The basic specs on the 400MHz Axim X5 we tested are normal for the latest wave of Pocket PCs. Its 65,000-color, 16-bit TFT screen displays at 320-by-240 pixels. It sports 48MB of ROM and 64MB of RAM. It supports infrared communications. It’s loaded with the Pocket PC 2002 Premium Edition and Portable Office apps. And it comes with Outlook 2000 for installation on its host PC.
But its extras are out of the ordinary. The 400MHz model comes with a cool blue USB/rapid battery-charging cradle, and although it was only recently released, there are already dedicated devices on the market for it. TravRoute, for example, has released a GPS navigation system that slips into the Axim’s CF slot. In our field tests, the combination Axim-and-CoPilot worked flawlessly as an in-car navigation system, even while running other demanding programs, such Pocket Media Player cycling through audio files. There are also more traditional extras available for the device, including external keyboards, Wi-Fi network adapters, and replacement styluses.
Dell rates the battery life of the Axim at 8 to 10 hours. We found that in continuous use, it would stop playing Windows Media audio files after about seven hours with the screen brightness turned down, but continue to compute for almost another hour. Slipping extras like the CoPilot GPS receiver in the CF slot drains the battery much faster. But that’s a moot point, since in-car use lets you run the Axim off a cigarette lighter adapter.

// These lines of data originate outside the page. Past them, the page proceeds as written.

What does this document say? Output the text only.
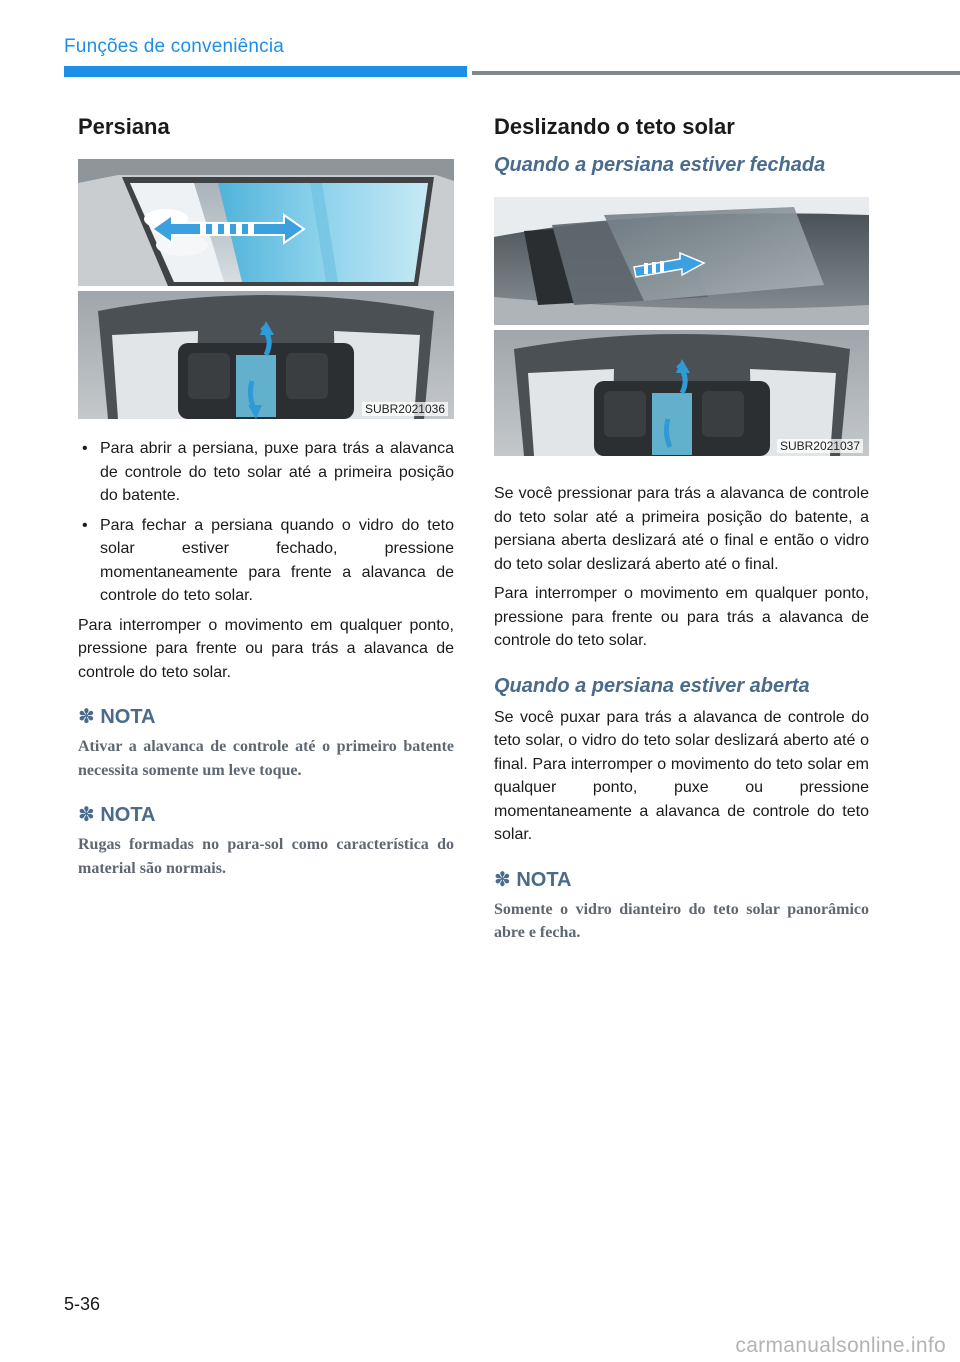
Funções de conveniência
Persiana
SUBR2021036
• Para abrir a persiana, puxe para trás a alavanca de controle do teto solar até a primeira posição do batente.
• Para fechar a persiana quando o vidro do teto solar estiver fechado, pressione momentaneamente para frente a alavanca de controle do teto solar.

Para interromper o movimento em qualquer ponto, pressione para frente ou para trás a alavanca de controle do teto solar.

✽ NOTA
Ativar a alavanca de controle até o primeiro batente necessita somente um leve toque.
✽ NOTA
Rugas formadas no para-sol como característica do material são normais.
Deslizando o teto solar
Quando a persiana estiver fechada
SUBR2021037

Se você pressionar para trás a alavanca de controle do teto solar até a primeira posição do batente, a persiana aberta deslizará até o final e então o vidro do teto solar deslizará aberto até o final.

Para interromper o movimento em qualquer ponto, pressione para frente ou para trás a alavanca de controle do teto solar.

Quando a persiana estiver aberta

Se você puxar para trás a alavanca de controle do teto solar, o vidro do teto solar deslizará aberto até o final. Para interromper o movimento do teto solar em qualquer ponto, puxe ou pressione momentaneamente a alavanca de controle do teto solar.

✽ NOTA
Somente o vidro dianteiro do teto solar panorâmico abre e fecha.
5-36
carmanualsonline.info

The public reaction to the Axim seems to be split down the middle. Its 3.5-inch screen and flattened stylus, which looks like a scaled-down figure-8 ski, are too small to convert anyone to the handheld game. But some Palm aficionados have called it “a brick” and “Cold War machinery” because it’s so much larger than the current wave of shirt-pocket computers. Its 5-by-3.2-by-0.7-inch dimensions and 7-ounce weight may not fit in a shirt pocket but will fit nicely in jacket or trouser pockets.
There are other downsides. Playing WMV files designed for Pocket PCs resulted in frequent stalls and jumps in the audio and video. The speaker’s a bit tinny and quiet too. Voice recording wasn’t ideal either. Though the tone and range of the voice was acceptable, playback whooshed and crackled like an overplayed vinyl record. And finally, it’s hard to find Axims. Online message groups are littered with complaints about lost orders, back orders, and all-round unavailability.
If you can get one, though, and can live with a bulkier-than-many Pocket PC, there’s a lot to like about the Axim X5.